Qualche giorno fa, nel momento della ricezione della carta del reddito di cittadinanza, ha scoperto che la somma a lui destinata era di soli 40 euro. “Vergogna soltanto vergogna – ha denunciato in una nota l’artigiano – Prometto che non ho nessun bene immobiliare soltanto un auto di quasi 20 anni. Nessuno ha reddito se non quello di mio padre e di ciò che riesco a fare con la mia grande passione per l’argilla”. E poi ha lanciato un appello: “Mi rivolgo a chi oggi ha voce, divulgate. Una vittima di mafia non può morire per colpa dello Stato. – ha detto – Inoltre, se il reddito di cittadinanza è collegato al lavoro con 40 euro al mese che lavoro potrei fare?”.

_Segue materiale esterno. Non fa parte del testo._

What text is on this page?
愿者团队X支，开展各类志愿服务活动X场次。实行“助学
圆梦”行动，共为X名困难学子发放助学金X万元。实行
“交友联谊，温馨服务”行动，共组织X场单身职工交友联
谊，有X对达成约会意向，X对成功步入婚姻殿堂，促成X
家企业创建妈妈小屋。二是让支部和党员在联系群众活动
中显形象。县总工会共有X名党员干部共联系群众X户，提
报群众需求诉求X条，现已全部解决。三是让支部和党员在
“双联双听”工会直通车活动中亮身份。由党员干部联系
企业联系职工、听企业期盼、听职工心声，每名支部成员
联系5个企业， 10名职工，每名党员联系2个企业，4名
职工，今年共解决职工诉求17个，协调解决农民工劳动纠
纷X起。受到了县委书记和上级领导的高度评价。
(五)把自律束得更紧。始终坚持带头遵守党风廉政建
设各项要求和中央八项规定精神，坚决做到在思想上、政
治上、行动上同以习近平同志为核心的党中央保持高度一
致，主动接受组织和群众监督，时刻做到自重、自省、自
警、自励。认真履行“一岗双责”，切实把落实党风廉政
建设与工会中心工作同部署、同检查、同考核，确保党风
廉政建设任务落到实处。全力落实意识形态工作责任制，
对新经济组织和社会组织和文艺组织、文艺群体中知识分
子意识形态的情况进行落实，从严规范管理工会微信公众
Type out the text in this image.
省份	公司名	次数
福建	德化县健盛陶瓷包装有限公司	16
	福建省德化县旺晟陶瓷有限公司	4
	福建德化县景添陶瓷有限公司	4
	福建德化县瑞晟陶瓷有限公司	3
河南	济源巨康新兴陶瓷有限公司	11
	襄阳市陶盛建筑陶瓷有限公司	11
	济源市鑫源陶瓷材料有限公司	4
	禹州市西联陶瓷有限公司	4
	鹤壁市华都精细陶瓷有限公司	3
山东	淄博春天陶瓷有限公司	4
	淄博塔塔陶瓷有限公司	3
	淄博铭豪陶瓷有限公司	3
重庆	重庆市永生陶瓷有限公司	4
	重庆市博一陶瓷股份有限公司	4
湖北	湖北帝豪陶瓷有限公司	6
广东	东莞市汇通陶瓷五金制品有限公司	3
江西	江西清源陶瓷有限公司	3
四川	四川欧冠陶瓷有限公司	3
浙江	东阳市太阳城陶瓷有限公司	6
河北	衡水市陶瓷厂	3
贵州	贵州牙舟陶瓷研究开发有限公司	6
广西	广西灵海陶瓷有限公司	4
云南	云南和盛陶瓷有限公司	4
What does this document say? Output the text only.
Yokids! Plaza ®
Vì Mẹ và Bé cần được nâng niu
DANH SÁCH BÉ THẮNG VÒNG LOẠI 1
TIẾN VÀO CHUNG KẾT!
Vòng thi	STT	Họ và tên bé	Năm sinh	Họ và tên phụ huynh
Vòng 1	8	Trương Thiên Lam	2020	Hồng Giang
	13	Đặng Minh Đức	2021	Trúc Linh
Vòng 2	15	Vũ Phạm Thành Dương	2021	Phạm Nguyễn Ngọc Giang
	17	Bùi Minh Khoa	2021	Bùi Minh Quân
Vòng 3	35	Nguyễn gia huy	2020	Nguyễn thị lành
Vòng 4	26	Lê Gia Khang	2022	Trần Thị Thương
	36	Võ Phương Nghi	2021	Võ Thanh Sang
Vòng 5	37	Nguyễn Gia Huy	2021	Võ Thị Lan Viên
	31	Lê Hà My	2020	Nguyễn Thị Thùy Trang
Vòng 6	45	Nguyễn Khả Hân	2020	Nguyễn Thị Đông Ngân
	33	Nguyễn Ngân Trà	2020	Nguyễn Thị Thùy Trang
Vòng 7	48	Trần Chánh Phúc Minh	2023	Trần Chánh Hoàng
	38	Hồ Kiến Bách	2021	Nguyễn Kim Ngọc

Quello del reddito di cittadinanza veniva vista come un’ottima opportunità per l’artigiano, nella speranza di poter trovare un lavoro ed un aiuto economico per ricominciare. Ma anche questa occasione sembra essersi trasformata in un’ennesima delusione. Le istituzioni dovrebbero chiedersi: come mai una persona come Raimondi, nullatenente, ha potuto veder riconosciuto un reddito di soli 40 euro? Sarebbe questa la lotta allo stato di povertà? Sullo sfondo, inoltre, resta l’interrogativo più grande. Come è possibile che da così tanti anni non si sia riusciti a trovare una soluzione per far ripartire una vittima di usura? Tutti quesiti che ad oggi non trovano una risposta.